CHARACTERIZING FACIES VARIABILITY IN AN INCISED VALLEY FILL: ABERDEEN MEMBER, UPPER CRETACEOUS BLACKHAWK FORMATION, BOOK CLIFFS, UTAH

Incised valleys are important stratigraphic elements and act as hydrocarbon reservoirs and aquifers. This study seeks to expand upon the current model by describing the facies variability within a single incised valley fill (IVF) along depositional dip within Upper Cretaceous strata. This will help to document and quantify the internal heterogeneities that occur below seismic resolution which are crucial to the utilization of IVFs in the subsurface.

The Aberdeen Member contains highstand parasequences of nonmarine to shoreface strata of 2 depositional sequences (Kamola and Huntoon, 1992). The younger sequence is truncated by a sequence boundary and overlain by an IVF, the focus of this study.

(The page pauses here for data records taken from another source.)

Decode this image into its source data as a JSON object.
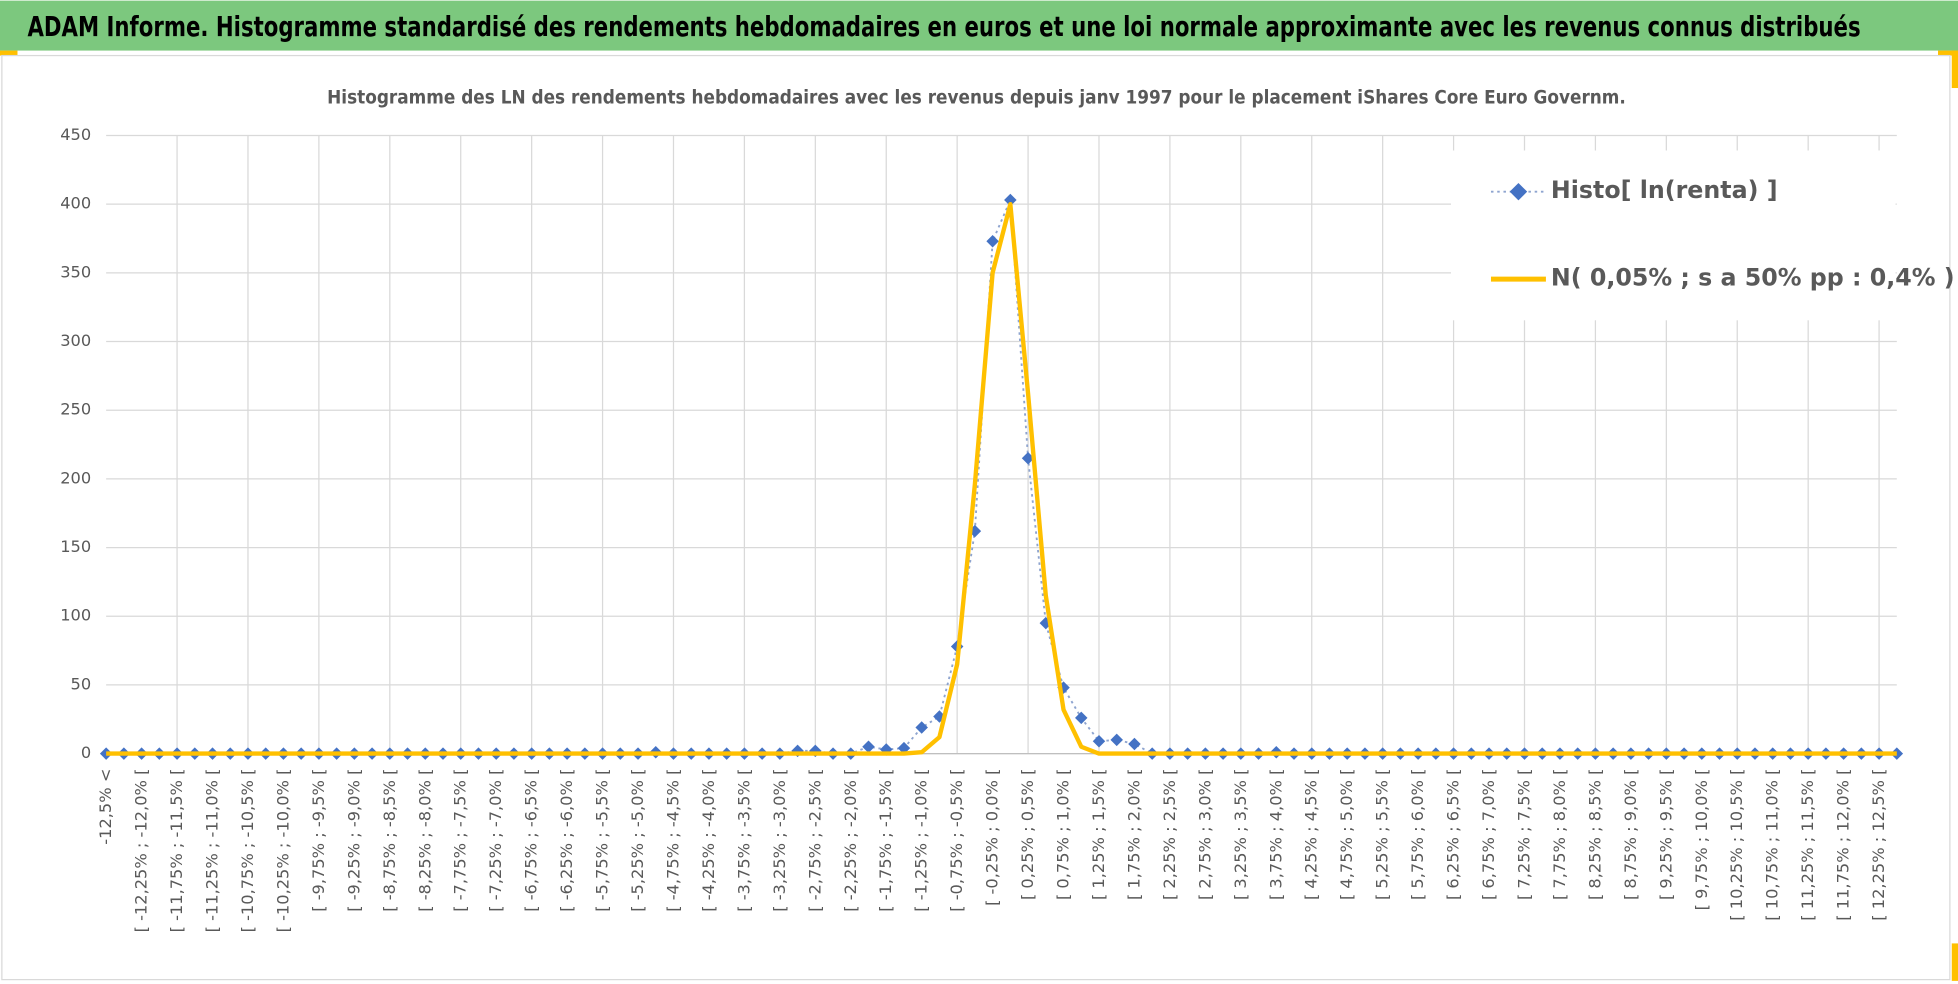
{
  "header": {
    "title": "ADAM Informe. Histogramme standardisé des rendements hebdomadaires en euros et une loi normale approximante avec les revenus connus distribués"
  },
  "chart_data": {
    "type": "line",
    "title": "Histogramme des LN des rendements hebdomadaires avec les revenus depuis janv 1997 pour le placement iShares Core Euro Governm.",
    "categories": [
      "-12,5% <",
      null,
      "[ -12,25% ; -12,0% [",
      null,
      "[ -11,75% ; -11,5% [",
      null,
      "[ -11,25% ; -11,0% [",
      null,
      "[ -10,75% ; -10,5% [",
      null,
      "[ -10,25% ; -10,0% [",
      null,
      "[ -9,75% ; -9,5% [",
      null,
      "[ -9,25% ; -9,0% [",
      null,
      "[ -8,75% ; -8,5% [",
      null,
      "[ -8,25% ; -8,0% [",
      null,
      "[ -7,75% ; -7,5% [",
      null,
      "[ -7,25% ; -7,0% [",
      null,
      "[ -6,75% ; -6,5% [",
      null,
      "[ -6,25% ; -6,0% [",
      null,
      "[ -5,75% ; -5,5% [",
      null,
      "[ -5,25% ; -5,0% [",
      null,
      "[ -4,75% ; -4,5% [",
      null,
      "[ -4,25% ; -4,0% [",
      null,
      "[ -3,75% ; -3,5% [",
      null,
      "[ -3,25% ; -3,0% [",
      null,
      "[ -2,75% ; -2,5% [",
      null,
      "[ -2,25% ; -2,0% [",
      null,
      "[ -1,75% ; -1,5% [",
      null,
      "[ -1,25% ; -1,0% [",
      null,
      "[ -0,75% ; -0,5% [",
      null,
      "[ -0,25% ; 0,0% [",
      null,
      "[ 0,25% ; 0,5% [",
      null,
      "[ 0,75% ; 1,0% [",
      null,
      "[ 1,25% ; 1,5% [",
      null,
      "[ 1,75% ; 2,0% [",
      null,
      "[ 2,25% ; 2,5% [",
      null,
      "[ 2,75% ; 3,0% [",
      null,
      "[ 3,25% ; 3,5% [",
      null,
      "[ 3,75% ; 4,0% [",
      null,
      "[ 4,25% ; 4,5% [",
      null,
      "[ 4,75% ; 5,0% [",
      null,
      "[ 5,25% ; 5,5% [",
      null,
      "[ 5,75% ; 6,0% [",
      null,
      "[ 6,25% ; 6,5% [",
      null,
      "[ 6,75% ; 7,0% [",
      null,
      "[ 7,25% ; 7,5% [",
      null,
      "[ 7,75% ; 8,0% [",
      null,
      "[ 8,25% ; 8,5% [",
      null,
      "[ 8,75% ; 9,0% [",
      null,
      "[ 9,25% ; 9,5% [",
      null,
      "[ 9,75% ; 10,0% [",
      null,
      "[ 10,25% ; 10,5% [",
      null,
      "[ 10,75% ; 11,0% [",
      null,
      "[ 11,25% ; 11,5% [",
      null,
      "[ 11,75% ; 12,0% [",
      null,
      "[ 12,25% ; 12,5% [",
      null
    ],
    "series": [
      {
        "name": "Histo[ ln(renta) ]",
        "color": "#4472c4",
        "line_style": "dotted",
        "marker": "diamond",
        "values": [
          0,
          0,
          0,
          0,
          0,
          0,
          0,
          0,
          0,
          0,
          0,
          0,
          0,
          0,
          0,
          0,
          0,
          0,
          0,
          0,
          0,
          0,
          0,
          0,
          0,
          0,
          0,
          0,
          0,
          0,
          0,
          1,
          0,
          0,
          0,
          0,
          0,
          0,
          0,
          2,
          2,
          0,
          0,
          5,
          3,
          4,
          19,
          27,
          78,
          162,
          373,
          403,
          215,
          95,
          48,
          26,
          9,
          10,
          7,
          0,
          0,
          0,
          0,
          0,
          0,
          0,
          1,
          0,
          0,
          0,
          0,
          0,
          0,
          0,
          0,
          0,
          0,
          0,
          0,
          0,
          0,
          0,
          0,
          0,
          0,
          0,
          0,
          0,
          0,
          0,
          0,
          0,
          0,
          0,
          0,
          0,
          0,
          0,
          0,
          0,
          0,
          0
        ]
      },
      {
        "name": "N( 0,05% ; s a 50% pp : 0,4% )",
        "color": "#ffc000",
        "line_style": "solid",
        "marker": "none",
        "values": [
          0,
          0,
          0,
          0,
          0,
          0,
          0,
          0,
          0,
          0,
          0,
          0,
          0,
          0,
          0,
          0,
          0,
          0,
          0,
          0,
          0,
          0,
          0,
          0,
          0,
          0,
          0,
          0,
          0,
          0,
          0,
          0,
          0,
          0,
          0,
          0,
          0,
          0,
          0,
          0,
          0,
          0,
          0,
          0,
          0,
          0,
          1,
          12,
          65,
          196,
          350,
          400,
          262,
          115,
          32,
          5,
          0,
          0,
          0,
          0,
          0,
          0,
          0,
          0,
          0,
          0,
          0,
          0,
          0,
          0,
          0,
          0,
          0,
          0,
          0,
          0,
          0,
          0,
          0,
          0,
          0,
          0,
          0,
          0,
          0,
          0,
          0,
          0,
          0,
          0,
          0,
          0,
          0,
          0,
          0,
          0,
          0,
          0,
          0,
          0,
          0,
          0
        ]
      }
    ],
    "ylim": [
      0,
      450
    ],
    "yticks": [
      0,
      50,
      100,
      150,
      200,
      250,
      300,
      350,
      400,
      450
    ],
    "grid": true,
    "legend": "upper right"
  }
}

Each of these parasequences includes a shoreface succession which records the progradation of a shoreline into the basin. Overall, the observed segment of the IVF is divided into three categories: fluvially dominated updip, tide dominated downdip, and mixed in the medial portion of the IVF.

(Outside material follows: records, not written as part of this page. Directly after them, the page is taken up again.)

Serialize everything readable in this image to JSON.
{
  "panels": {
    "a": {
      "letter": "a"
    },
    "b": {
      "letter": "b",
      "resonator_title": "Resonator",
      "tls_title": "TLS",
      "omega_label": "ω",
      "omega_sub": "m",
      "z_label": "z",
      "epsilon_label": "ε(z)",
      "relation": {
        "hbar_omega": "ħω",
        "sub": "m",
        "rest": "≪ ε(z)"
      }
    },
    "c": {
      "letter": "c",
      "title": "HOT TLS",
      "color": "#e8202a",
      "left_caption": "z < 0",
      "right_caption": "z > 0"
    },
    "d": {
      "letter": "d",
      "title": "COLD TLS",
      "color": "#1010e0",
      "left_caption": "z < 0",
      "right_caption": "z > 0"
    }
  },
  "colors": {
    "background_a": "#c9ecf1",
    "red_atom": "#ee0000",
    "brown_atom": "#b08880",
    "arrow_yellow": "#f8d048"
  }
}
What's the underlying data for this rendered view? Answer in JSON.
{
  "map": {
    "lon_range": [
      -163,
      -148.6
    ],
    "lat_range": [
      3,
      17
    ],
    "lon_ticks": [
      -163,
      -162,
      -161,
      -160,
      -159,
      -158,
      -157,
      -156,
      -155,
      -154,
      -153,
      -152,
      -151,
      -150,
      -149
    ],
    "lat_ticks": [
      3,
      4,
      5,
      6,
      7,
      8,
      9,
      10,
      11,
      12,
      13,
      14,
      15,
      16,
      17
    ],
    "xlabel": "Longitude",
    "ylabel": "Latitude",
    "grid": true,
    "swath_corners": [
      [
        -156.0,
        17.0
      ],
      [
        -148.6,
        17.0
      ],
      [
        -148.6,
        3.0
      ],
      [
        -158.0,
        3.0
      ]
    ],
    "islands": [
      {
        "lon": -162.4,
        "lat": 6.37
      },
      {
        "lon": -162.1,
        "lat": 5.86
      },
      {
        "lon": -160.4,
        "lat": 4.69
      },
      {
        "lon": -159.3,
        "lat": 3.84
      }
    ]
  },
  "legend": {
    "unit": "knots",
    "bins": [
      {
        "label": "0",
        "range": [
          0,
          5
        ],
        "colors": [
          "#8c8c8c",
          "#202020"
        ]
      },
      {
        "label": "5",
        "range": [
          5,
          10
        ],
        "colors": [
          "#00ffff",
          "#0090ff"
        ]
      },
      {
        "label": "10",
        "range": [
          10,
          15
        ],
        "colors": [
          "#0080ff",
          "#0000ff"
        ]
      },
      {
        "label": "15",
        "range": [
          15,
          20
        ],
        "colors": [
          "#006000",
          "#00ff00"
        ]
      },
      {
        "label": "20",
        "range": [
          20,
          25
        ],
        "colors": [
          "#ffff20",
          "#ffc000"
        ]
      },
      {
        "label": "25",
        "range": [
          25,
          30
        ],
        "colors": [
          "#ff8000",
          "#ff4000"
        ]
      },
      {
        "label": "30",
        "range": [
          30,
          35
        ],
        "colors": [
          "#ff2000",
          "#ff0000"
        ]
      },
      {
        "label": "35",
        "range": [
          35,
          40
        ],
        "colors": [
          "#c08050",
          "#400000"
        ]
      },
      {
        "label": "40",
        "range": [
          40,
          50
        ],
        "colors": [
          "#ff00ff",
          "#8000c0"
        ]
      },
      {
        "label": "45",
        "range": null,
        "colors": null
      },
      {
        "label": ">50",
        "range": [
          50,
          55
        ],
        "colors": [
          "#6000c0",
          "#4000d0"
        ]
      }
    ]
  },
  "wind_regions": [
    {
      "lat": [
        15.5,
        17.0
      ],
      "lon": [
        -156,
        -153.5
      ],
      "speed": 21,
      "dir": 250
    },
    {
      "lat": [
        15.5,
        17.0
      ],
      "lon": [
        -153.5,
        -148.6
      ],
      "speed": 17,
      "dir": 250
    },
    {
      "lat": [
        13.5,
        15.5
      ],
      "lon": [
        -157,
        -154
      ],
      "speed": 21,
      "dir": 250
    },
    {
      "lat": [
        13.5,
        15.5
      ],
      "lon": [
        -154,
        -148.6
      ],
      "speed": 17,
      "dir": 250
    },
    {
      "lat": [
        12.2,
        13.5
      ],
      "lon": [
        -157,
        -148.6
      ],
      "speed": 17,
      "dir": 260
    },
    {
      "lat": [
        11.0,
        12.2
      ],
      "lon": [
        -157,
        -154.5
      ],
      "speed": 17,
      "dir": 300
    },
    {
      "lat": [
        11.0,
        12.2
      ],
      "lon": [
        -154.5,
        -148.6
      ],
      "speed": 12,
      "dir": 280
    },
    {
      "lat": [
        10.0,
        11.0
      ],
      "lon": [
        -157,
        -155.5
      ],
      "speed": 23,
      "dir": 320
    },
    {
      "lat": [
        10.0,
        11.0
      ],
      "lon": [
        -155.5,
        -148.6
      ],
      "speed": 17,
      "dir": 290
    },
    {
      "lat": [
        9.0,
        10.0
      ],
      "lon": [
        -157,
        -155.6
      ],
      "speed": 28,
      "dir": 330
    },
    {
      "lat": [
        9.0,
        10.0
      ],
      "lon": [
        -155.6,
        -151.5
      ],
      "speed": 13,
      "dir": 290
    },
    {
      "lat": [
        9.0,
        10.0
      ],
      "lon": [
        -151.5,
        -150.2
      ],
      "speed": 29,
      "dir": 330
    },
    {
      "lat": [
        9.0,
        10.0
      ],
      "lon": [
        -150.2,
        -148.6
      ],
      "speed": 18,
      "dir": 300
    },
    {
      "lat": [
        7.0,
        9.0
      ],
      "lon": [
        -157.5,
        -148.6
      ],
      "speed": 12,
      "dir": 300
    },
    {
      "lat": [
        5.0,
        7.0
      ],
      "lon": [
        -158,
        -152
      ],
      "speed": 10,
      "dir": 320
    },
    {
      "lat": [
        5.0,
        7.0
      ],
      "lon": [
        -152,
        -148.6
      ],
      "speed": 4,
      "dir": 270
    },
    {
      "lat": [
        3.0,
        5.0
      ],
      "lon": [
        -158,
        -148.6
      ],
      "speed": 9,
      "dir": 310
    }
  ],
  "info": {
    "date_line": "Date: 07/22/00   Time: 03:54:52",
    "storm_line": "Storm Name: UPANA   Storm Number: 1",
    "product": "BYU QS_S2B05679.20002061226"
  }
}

IVF outcrops updip are composed of aggradational channel-fill sandstones overlain by thin (cm to <1m thick) low quality coals. These coals indicate wetted, subaerial exposure surfaces on a fluvial floodplain. The valley fill contains 14 flooding surfaces indicating an aggradational nature to the valley fill, consisting of 14 steps, resulting in a complicated parasequence succession.

Down depositional dip, tide dominated facies directly overlie a sequence boundary which juxtaposes tidal strata over lower shoreface hummocky cross strata of the youngest shoreface in the Aberdeen Member. Four parasequences are identified within the valley fill at the tidal type locality, each averaging 2m in thickness. Each parasequence contains a variety of tidal indicators and complex association of sedimentary structures. Parasequences generally coarsen upwards, can show aggradational fill, and often initiate with estuarine-floor mud at the base of the succession. Parasequence thickness of 2 m indicates periodic base-level rises of around 2m, which is interpreted to reflect eustatic rise.

It is crucial to characterize the depositional environments and partitioning within an IVF as these details are not resolvable in traditional seismic data, These complexities, however, can have profound impacts on reservoir and aquifer quality in the IVF.